Chapter 11 Flashcards
Horizontal mergers & vertical mergers
Horizontal: mergers or acquisitions between two firms in the same industry
Vertical: mergers between firms at different stages of the value chain
Economic effects of horizontal mergers
Cost efficiencies: Savings in fixed costs typically result from eliminating duplicated functions in the new merged firm. Variable cost savings can result from different factors.
Merger synergies: Combining the best of each firm’s competitive advantages
Mergers normally imply an increase in prices and a reduction in costs
The profit effect of mergers (and effect non-merging firms)
4 different effects to consider:
Fixed cost savings
The more efficient a firm the greater its profit
Decrease in number of competitors
Negative effect, by merging 2 profits are turned into one
The value of the non-merging firms may decrease or increase as a result of a merger, depending on the cost efficiencies generated by the merger.
Pre-emptive mergers
The primary goal of an acquisition may be to pre-empt a rival from doing so. It is even possible that a firm engages in a merger that decreases value
Merger waves
Periods of intense merger activity in a given industry alternate with periods of relative stability.
Merger waves my result from exogenous events ( industry deregulation) or from endogenous events ( 2 large firms merge)
Mergers and entry
If barriers to entry are not very high, then mergers tend to be followed by new firm entry
Horizontal merger policy
Consumers: lose
Non-merging firms: may lose or gain
Merging firms: expected to gain
The greater the price increase the less desirable the merger is considered to be
- unilateral effect: function of increase in concentration. Likely to be great without asset transfer.
- Collusion effect: likely to be great with asset transfer
Firm size in merger policy
- The smaller the merging firms are, the lower the price increase caused. –> more likely the total effect of a merger is positive.

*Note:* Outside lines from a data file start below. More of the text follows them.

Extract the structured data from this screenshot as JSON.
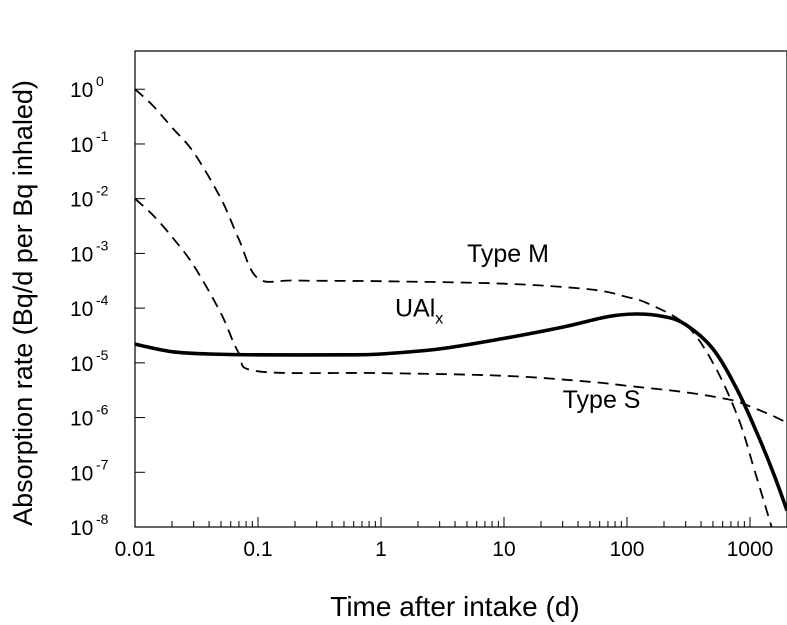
{
  "chart_data": {
    "type": "line",
    "title": "",
    "xlabel": "Time after intake (d)",
    "ylabel": "Absorption rate (Bq/d per Bq inhaled)",
    "x_scale": "log",
    "y_scale": "log",
    "xlim": [
      0.01,
      2000
    ],
    "ylim": [
      1e-08,
      5
    ],
    "grid": false,
    "x_ticks": [
      {
        "value": 0.01,
        "label": "0.01"
      },
      {
        "value": 0.1,
        "label": "0.1"
      },
      {
        "value": 1,
        "label": "1"
      },
      {
        "value": 10,
        "label": "10"
      },
      {
        "value": 100,
        "label": "100"
      },
      {
        "value": 1000,
        "label": "1000"
      }
    ],
    "y_ticks": [
      {
        "value": 1,
        "base": "10",
        "exp": "0"
      },
      {
        "value": 0.1,
        "base": "10",
        "exp": "-1"
      },
      {
        "value": 0.01,
        "base": "10",
        "exp": "-2"
      },
      {
        "value": 0.001,
        "base": "10",
        "exp": "-3"
      },
      {
        "value": 0.0001,
        "base": "10",
        "exp": "-4"
      },
      {
        "value": 1e-05,
        "base": "10",
        "exp": "-5"
      },
      {
        "value": 1e-06,
        "base": "10",
        "exp": "-6"
      },
      {
        "value": 1e-07,
        "base": "10",
        "exp": "-7"
      },
      {
        "value": 1e-08,
        "base": "10",
        "exp": "-8"
      }
    ],
    "series": [
      {
        "name": "Type M",
        "label": {
          "text": "Type M",
          "at": [
            5,
            0.0007
          ]
        },
        "style": "dashed",
        "points": [
          [
            0.01,
            1.0
          ],
          [
            0.014,
            0.5
          ],
          [
            0.02,
            0.2
          ],
          [
            0.03,
            0.07
          ],
          [
            0.05,
            0.01
          ],
          [
            0.07,
            0.0018
          ],
          [
            0.1,
            0.00035
          ],
          [
            0.2,
            0.00032
          ],
          [
            1,
            0.00031
          ],
          [
            10,
            0.00028
          ],
          [
            50,
            0.00022
          ],
          [
            100,
            0.00016
          ],
          [
            150,
            0.00012
          ],
          [
            300,
            5e-05
          ],
          [
            500,
            1e-05
          ],
          [
            800,
            1e-06
          ],
          [
            1100,
            1e-07
          ],
          [
            1500,
            1e-08
          ]
        ]
      },
      {
        "name": "Type S",
        "label": {
          "text": "Type S",
          "at": [
            30,
            1.5e-06
          ]
        },
        "style": "dashed",
        "points": [
          [
            0.01,
            0.01
          ],
          [
            0.014,
            0.005
          ],
          [
            0.02,
            0.002
          ],
          [
            0.03,
            0.0006
          ],
          [
            0.05,
            8e-05
          ],
          [
            0.07,
            1.5e-05
          ],
          [
            0.1,
            7e-06
          ],
          [
            1,
            6.5e-06
          ],
          [
            10,
            5.8e-06
          ],
          [
            50,
            4.5e-06
          ],
          [
            100,
            3.8e-06
          ],
          [
            300,
            2.9e-06
          ],
          [
            700,
            2.1e-06
          ],
          [
            1000,
            1.6e-06
          ],
          [
            1500,
            1.1e-06
          ],
          [
            2000,
            8e-07
          ]
        ]
      },
      {
        "name": "UAl",
        "label": {
          "text": "UAl",
          "sub": "x",
          "at": [
            1.3,
            7e-05
          ]
        },
        "style": "solid-thick",
        "points": [
          [
            0.01,
            2.2e-05
          ],
          [
            0.02,
            1.6e-05
          ],
          [
            0.04,
            1.45e-05
          ],
          [
            0.1,
            1.4e-05
          ],
          [
            0.5,
            1.4e-05
          ],
          [
            1,
            1.45e-05
          ],
          [
            3,
            1.8e-05
          ],
          [
            10,
            2.8e-05
          ],
          [
            30,
            4.5e-05
          ],
          [
            70,
            7e-05
          ],
          [
            120,
            7.8e-05
          ],
          [
            200,
            7e-05
          ],
          [
            300,
            5e-05
          ],
          [
            500,
            1.8e-05
          ],
          [
            800,
            3e-06
          ],
          [
            1200,
            4e-07
          ],
          [
            1600,
            8e-08
          ],
          [
            2000,
            2e-08
          ]
        ]
      }
    ]
  }
}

- Merger between small firms indicates that efficiency gains are likely to be significant
Dynamics aspects of merger policy
Approving a merger today may have an impact on future mergers as well. In other words, if industry entry is relatively easy, then post-merger entry partly corrects for the market power effect of a merger.
Merger remedies and types
Merger remedies are used by competition authorities to maintain or restore competition in the market, by resolving and preventing the harm to the competitive process that may result as a consequence of a merger.